Hospital staff identified six patients infected with S. marcescens within a 5-week period from March 1 to April 8, 2014. Because less than 10 S. marcescens bloodstream infections are usually identified in the facility each year, an outbreak investigation was subsequently launched. Through molecular typing, investigators determined that five of the six patients had identical S. marcescens isolates. Four of the patients affected by the outbreak recovered; however, one died from Serratia sepsis infection.
Shortly after the outbreak was detected, hospital staff discovered four hydromorphone and six morphine patient-controlled analgesia (PCA) syringes in an automated medication dispensing cabinet that had been tampered with. Toxicology lab testing revealed that seven of these syringes had undetectable levels of medication, which triggered a controlled substance diversion investigation. Almost a month later, three more hydromorphone PCA syringes appeared to have been tampered with and had undetectable levels of medication. After hospital staff identified another contaminated syringe while testing a random sample collected from the pharmacy and cabinets of different patient units, they removed and restocked all morphine and hydromorphone PCA syringes. Overall, staff found 42 syringes with evidence of drug diversion. The syringes appeared to have been filled with a saline or lactate-ringers-like solution instead of the active medication. A nurse working in the post-anesthesia care unit (PACU) was eventually linked to the diversion and immediately terminated.
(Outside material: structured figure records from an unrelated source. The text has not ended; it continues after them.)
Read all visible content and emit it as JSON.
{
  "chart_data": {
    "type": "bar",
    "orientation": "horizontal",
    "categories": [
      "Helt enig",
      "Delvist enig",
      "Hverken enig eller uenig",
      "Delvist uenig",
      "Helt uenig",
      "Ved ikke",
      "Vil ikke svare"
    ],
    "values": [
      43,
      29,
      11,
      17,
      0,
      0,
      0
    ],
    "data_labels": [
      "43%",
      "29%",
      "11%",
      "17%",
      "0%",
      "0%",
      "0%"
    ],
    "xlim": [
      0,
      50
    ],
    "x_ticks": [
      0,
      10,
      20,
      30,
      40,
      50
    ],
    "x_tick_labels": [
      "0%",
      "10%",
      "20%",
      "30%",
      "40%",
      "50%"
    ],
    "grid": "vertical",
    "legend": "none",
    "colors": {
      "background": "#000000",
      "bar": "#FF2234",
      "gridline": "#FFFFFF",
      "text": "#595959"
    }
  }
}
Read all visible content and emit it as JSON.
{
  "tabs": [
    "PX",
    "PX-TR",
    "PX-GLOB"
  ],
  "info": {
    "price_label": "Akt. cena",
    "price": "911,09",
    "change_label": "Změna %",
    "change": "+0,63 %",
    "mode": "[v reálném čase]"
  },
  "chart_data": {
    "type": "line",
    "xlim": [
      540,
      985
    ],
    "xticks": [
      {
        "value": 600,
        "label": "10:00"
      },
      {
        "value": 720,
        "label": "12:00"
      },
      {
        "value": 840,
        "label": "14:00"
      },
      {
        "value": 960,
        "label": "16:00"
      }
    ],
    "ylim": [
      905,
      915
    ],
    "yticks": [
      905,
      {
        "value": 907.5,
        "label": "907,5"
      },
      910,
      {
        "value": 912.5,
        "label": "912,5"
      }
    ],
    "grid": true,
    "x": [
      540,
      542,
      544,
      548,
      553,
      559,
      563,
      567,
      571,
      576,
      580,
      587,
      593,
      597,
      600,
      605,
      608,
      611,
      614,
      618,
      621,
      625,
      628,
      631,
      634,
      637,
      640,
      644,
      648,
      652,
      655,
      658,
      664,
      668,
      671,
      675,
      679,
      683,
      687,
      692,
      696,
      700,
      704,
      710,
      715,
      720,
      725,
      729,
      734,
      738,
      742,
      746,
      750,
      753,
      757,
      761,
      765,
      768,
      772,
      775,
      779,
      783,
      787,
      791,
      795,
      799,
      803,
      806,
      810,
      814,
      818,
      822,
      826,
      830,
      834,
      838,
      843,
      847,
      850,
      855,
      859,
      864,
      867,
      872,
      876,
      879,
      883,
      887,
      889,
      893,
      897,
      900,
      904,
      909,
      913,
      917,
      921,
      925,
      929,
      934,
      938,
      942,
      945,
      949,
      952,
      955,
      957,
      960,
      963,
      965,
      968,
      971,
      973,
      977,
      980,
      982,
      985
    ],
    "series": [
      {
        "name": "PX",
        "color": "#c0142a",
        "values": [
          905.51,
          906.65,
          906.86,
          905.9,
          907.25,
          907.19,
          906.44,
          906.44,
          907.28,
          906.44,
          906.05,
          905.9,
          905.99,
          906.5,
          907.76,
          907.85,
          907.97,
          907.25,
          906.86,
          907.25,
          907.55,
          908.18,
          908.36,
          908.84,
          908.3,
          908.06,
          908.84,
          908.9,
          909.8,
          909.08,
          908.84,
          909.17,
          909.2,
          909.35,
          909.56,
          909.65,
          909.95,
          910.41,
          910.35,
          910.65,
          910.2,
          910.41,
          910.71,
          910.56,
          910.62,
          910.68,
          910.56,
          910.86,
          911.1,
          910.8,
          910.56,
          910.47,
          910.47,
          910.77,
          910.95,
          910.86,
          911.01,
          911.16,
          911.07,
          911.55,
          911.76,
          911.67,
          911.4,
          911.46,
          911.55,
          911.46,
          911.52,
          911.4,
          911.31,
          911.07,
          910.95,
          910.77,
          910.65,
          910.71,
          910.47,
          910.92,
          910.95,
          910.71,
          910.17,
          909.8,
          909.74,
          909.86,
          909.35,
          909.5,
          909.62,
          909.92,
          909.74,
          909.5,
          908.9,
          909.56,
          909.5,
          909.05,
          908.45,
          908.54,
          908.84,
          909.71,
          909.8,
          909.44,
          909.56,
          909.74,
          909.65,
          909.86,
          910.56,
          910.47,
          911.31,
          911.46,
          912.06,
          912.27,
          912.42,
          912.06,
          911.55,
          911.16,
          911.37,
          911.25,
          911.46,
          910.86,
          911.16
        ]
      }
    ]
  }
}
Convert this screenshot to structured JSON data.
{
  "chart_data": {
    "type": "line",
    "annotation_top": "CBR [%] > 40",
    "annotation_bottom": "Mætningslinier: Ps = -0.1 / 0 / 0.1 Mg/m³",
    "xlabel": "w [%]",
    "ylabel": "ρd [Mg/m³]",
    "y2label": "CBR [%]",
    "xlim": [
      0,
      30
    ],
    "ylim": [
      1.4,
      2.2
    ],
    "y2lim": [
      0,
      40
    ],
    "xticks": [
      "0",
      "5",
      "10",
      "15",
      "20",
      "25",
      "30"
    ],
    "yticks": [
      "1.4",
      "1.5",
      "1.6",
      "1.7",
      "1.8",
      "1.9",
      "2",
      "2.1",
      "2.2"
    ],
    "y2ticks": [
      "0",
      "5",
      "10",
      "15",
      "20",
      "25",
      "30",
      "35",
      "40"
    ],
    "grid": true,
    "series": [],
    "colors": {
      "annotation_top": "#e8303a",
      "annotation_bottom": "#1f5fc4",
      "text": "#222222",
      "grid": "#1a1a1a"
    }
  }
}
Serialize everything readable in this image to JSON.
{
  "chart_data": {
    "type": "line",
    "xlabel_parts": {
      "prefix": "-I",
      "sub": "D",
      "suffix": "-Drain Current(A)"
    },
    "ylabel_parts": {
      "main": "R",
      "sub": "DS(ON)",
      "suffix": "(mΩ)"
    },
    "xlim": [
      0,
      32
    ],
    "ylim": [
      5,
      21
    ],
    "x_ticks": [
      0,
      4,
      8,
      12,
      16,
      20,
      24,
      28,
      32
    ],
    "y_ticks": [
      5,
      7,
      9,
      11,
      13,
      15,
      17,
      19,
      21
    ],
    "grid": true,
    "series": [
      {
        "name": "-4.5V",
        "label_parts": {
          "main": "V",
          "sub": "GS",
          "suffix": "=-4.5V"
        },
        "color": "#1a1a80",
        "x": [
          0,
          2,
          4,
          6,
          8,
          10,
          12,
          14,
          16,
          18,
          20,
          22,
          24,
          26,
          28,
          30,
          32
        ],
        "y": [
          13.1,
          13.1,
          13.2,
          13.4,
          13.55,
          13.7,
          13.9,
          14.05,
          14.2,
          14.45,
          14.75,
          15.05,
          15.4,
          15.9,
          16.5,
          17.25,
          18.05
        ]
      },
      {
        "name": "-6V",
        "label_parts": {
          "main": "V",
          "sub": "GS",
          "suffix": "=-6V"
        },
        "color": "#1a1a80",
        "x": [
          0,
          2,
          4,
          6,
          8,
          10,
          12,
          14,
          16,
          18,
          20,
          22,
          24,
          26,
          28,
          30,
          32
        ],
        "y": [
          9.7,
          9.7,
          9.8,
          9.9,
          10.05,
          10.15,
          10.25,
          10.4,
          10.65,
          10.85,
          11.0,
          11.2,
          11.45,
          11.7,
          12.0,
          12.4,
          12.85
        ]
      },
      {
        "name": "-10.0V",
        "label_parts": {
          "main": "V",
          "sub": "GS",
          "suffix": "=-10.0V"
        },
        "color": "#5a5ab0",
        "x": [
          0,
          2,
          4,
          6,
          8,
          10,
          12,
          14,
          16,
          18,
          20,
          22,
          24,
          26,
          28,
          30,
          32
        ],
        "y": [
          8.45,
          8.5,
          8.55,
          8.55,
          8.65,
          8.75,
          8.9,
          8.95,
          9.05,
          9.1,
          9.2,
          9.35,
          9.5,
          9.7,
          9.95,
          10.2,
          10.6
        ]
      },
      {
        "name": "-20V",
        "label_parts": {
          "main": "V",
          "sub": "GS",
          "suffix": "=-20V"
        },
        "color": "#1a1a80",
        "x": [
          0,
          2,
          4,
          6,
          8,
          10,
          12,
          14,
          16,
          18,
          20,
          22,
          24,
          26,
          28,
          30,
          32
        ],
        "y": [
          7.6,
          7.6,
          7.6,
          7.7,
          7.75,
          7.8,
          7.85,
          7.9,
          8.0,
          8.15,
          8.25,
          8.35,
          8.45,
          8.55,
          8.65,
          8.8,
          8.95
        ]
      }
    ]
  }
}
Investigators then set out to determine whether the outbreak and diversion were possibly connected. They found that four of the patients were exposed to S. marcescens during a postoperative stay in the PACU. In addition, they discovered that the nurse accessed cabinets containing contaminated PCA syringes within a short period before the syringes were administered to all four patients. The only patient who did not visit the PACU was identified as the suspected nurse’s father, who lived with her before and after his hospitalization and was exposed to S. marcescens before his admission.
Safdar and colleagues hypothesized that the syringes became contaminated when the nurse withdrew the opioid medication and refilled them with saline-like solution. Because IV fluids from the PACU and inpatient pharmacy area did not have evidence of S. marcescens contamination, the researchers suggested that the replacement solution was brought in from a source outside of the hospital. No additional cases of S. marcescens were detected after the nurse was terminated.
“Unfortunately, in the context of the current U.S. epidemic of opioid addiction, our experience is not isolated,” they researchers wrote. “The CDC has reported a total of nine health care-associated bacterial and hepatitis C outbreaks related to drug diversion by health care workers within the last 30 years. The common mechanisms of infection were tampering with injectable controlled substances, such as opioids administered by PCA pumps, fentanyl syringes and vials.” – by Stephanie Viguers
Disclosure: The researchers report no relevant financial disclosures.